The strength of the position that the IIRC takes is that we don’t want to build an empire. We don’t want to be a standards setter. We’re providing globally the framework, the technical advice behind it, the thought leadership, and the space by which these changes are taking place. But when this becomes mainstream corporate reporting, we want to do ourselves out of business.
We decided three years ago that part of our mission would be to take the existing major frameworks and drive a process of convergence or alignment between them.
It’s not just about the future of reporting—it’s about the future of a successful accountancy profession in the world, and that therefore is of interest to younger members.
CPAJ: How would you describe the current state of integrated reporting in the United States?
Howitt: We’re in an exciting moment here in the United States, moving from the breakthrough phase to the momentum phase. We’ve had a number of big-name reporters in integrated reporting, including PepsiCo, General Electric, and Southwest Airlines. That sends a signal to the market that this can and will take reach within the United States.
What we’ve done in the last year, 2018, is to establish a practitioner network. We call it the Integrated Reporting U.S. Community. We’re getting together the practitioners of integrated reporting. They’re learning from each other and from external sources, and it’s great to see that.
We have huge support from the accountancy profession here in the United States. The AICPA and the IMA [Institute of Management Accountants] are key backers of the move toward integrated reporting.
We’ve seen training taking place from Boston College and others, which has been exciting. We’re working with some of the big Silicon Valley companies, planning not just for them as companies to be integrated reporters, but also for them to help us shape how integrated reporting can be successful with the new generations of technology.

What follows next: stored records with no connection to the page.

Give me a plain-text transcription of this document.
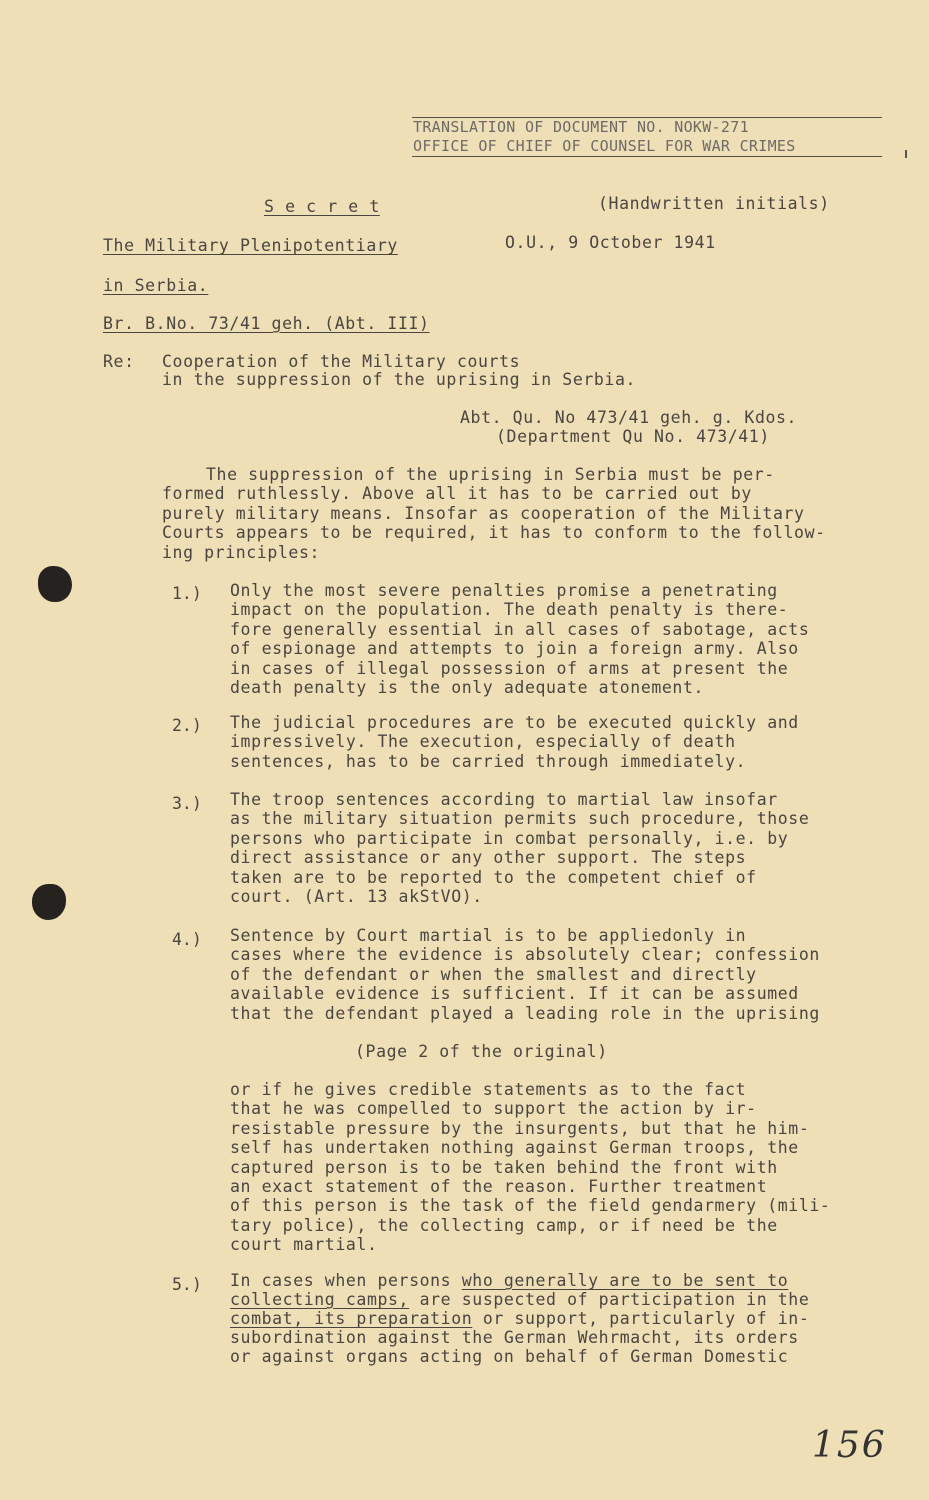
TRANSLATION OF DOCUMENT NO. NOKW-271
OFFICE OF CHIEF OF COUNSEL FOR WAR CRIMES
S e c r e t	(Handwritten initials)
The Military Plenipotentiary	O.U., 9 October 1941
in Serbia.
Br. B.No. 73/41 geh. (Abt. III)
Re: Cooperation of the Military courts
in the suppression of the uprising in Serbia.
Abt. Qu. No 473/41 geh. g. Kdos.
(Department Qu No. 473/41)
The suppression of the uprising in Serbia must be per-
formed ruthlessly. Above all it has to be carried out by
purely military means. Insofar as cooperation of the Military
Courts appears to be required, it has to conform to the follow-
ing principles:
1.) Only the most severe penalties promise a penetrating
impact on the population. The death penalty is there-
fore generally essential in all cases of sabotage, acts
of espionage and attempts to join a foreign army. Also
in cases of illegal possession of arms at present the
death penalty is the only adequate atonement.
2.) The judicial procedures are to be executed quickly and
impressively. The execution, especially of death
sentences, has to be carried through immediately.
3.) The troop sentences according to martial law insofar
as the military situation permits such procedure, those
persons who participate in combat personally, i.e. by
direct assistance or any other support. The steps
taken are to be reported to the competent chief of
court. (Art. 13 akStVO).
4.) Sentence by Court martial is to be appliedonly in
cases where the evidence is absolutely clear; confession
of the defendant or when the smallest and directly
available evidence is sufficient. If it can be assumed
that the defendant played a leading role in the uprising
(Page 2 of the original)
or if he gives credible statements as to the fact
that he was compelled to support the action by ir-
resistable pressure by the insurgents, but that he him-
self has undertaken nothing against German troops, the
captured person is to be taken behind the front with
an exact statement of the reason. Further treatment
of this person is the task of the field gendarmery (mili-
tary police), the collecting camp, or if need be the
court martial.
5.) In cases when persons who generally are to be sent to
collecting camps, are suspected of participation in the
combat, its preparation or support, particularly of in-
subordination against the German Wehrmacht, its orders
or against organs acting on behalf of German Domestic
156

Here in the United States, our partners, the Conference Board, decided earlier in the year to set up a research project backed by a number of very big corporations. That’s great to see. I will also say that we have a strategic partnership with the CFA Institute. Sandy Peters, who leads for them on those issues, is another key global leader for integrated reporting.
Do we need to grow much further and faster? Yes. I’d be the first to accept that. This is now not about establishing what integrated reporting is, why it’s successful in creating long-term value creation. We’ve now seen that’s been established in so many different companies based within the United States and worldwide.
Now, the question is, will more companies do it more quickly? That’s very much my message today.